This has been a frustrating cycle for both candidates and Admissions, primarily because of the live IT system switch, plus a lovely serving of COVID impact.
Your daughter can focus on the long pole in the tent. That is, can the Admissions counselor see the ACT score, the BGO interview and any other item that has been completed or submitted? If so, that means the right people, the decision-making people, have the access they need to evaluate her application. The simple fact of the candidate not being able to see these concrete items in the portal is not critical to the core process, though in the present era of instant online statuses, it is annoying and inconvenient. Portal visibility is not the long pole in the tent, the availability of the data to those who need it is. If your daughter can re-proportion her stress over this, perhaps that will help her to adapt to the situation and roll with it.
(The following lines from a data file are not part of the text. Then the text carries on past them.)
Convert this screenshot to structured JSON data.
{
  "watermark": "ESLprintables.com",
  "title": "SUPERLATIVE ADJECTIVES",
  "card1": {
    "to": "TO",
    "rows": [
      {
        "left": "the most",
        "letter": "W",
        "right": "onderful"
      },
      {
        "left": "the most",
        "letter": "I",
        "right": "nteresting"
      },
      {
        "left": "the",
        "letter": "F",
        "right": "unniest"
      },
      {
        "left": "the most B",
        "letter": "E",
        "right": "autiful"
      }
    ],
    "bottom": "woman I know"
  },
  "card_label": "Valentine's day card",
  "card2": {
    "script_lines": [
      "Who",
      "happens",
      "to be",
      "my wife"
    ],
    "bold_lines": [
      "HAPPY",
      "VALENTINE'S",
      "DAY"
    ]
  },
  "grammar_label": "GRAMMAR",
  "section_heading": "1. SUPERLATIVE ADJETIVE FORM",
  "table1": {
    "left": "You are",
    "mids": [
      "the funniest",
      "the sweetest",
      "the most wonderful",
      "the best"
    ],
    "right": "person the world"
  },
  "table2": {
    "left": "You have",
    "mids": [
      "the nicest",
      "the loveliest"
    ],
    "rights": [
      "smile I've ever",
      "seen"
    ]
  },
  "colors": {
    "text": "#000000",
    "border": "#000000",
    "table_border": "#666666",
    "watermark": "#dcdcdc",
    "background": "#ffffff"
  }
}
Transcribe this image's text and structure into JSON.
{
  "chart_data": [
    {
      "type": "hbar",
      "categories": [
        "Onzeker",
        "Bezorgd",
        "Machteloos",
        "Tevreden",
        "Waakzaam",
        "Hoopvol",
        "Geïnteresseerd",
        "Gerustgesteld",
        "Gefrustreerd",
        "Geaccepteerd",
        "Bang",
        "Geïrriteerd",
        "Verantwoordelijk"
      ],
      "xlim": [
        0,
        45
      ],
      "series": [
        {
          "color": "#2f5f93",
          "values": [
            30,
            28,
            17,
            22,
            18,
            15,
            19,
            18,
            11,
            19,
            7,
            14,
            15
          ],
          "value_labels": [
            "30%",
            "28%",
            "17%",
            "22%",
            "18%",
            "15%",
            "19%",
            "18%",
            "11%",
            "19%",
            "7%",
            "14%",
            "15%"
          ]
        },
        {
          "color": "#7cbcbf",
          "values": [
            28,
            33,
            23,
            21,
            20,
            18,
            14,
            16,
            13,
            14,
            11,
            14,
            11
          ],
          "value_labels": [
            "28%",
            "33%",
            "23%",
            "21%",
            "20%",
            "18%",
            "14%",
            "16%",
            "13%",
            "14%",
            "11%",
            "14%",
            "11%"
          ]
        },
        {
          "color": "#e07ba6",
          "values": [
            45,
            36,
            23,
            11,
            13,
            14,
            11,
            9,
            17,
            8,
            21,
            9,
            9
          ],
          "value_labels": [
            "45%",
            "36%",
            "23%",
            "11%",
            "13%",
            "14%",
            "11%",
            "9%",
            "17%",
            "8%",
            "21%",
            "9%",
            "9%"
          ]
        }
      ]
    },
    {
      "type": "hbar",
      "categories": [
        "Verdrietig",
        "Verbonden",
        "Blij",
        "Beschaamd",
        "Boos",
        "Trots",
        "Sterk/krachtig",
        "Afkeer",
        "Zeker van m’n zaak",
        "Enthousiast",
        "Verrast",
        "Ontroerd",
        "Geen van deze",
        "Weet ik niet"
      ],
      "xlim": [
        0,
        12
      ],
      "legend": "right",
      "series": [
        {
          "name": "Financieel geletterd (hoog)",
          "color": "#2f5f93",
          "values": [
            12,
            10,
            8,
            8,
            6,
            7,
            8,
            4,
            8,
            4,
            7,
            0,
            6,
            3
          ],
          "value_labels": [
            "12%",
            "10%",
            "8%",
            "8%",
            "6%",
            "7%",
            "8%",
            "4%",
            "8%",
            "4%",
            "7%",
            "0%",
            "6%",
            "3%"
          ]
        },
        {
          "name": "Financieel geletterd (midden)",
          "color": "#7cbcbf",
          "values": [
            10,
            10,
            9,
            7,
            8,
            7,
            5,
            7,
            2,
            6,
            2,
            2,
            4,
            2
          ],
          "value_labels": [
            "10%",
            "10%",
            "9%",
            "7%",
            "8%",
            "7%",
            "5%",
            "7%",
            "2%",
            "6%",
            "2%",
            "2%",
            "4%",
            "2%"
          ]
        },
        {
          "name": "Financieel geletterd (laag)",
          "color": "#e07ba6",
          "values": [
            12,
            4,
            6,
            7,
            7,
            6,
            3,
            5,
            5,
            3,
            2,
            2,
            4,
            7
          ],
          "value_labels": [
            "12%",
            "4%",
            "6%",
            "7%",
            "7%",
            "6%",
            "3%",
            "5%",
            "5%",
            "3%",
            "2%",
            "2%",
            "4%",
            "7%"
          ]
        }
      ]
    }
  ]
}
USNA must build the class of 2025 within the same general timeframe as always. This year, it’s just messy. As a recovering perfectionist who likes things and processes to be tidy, I had to learn in the military that sometimes, things are “just messy,” despite good efforts
Candidates can always go online during the live chat sessions through the website widget and ask about something specific. Whoever is staffing the chat can quickly check.
Elected official slates are coming in steadily now, and appointments are starting to come out.
If she really wants USNA, she will dig even deeper to wade through the mess. If you sense she truly has given up, then perhaps her motivation and direction have shifted. That happens and is perfectly normal over the course of a long application cycle, as more knowledge is gained and certain realities come more into focus.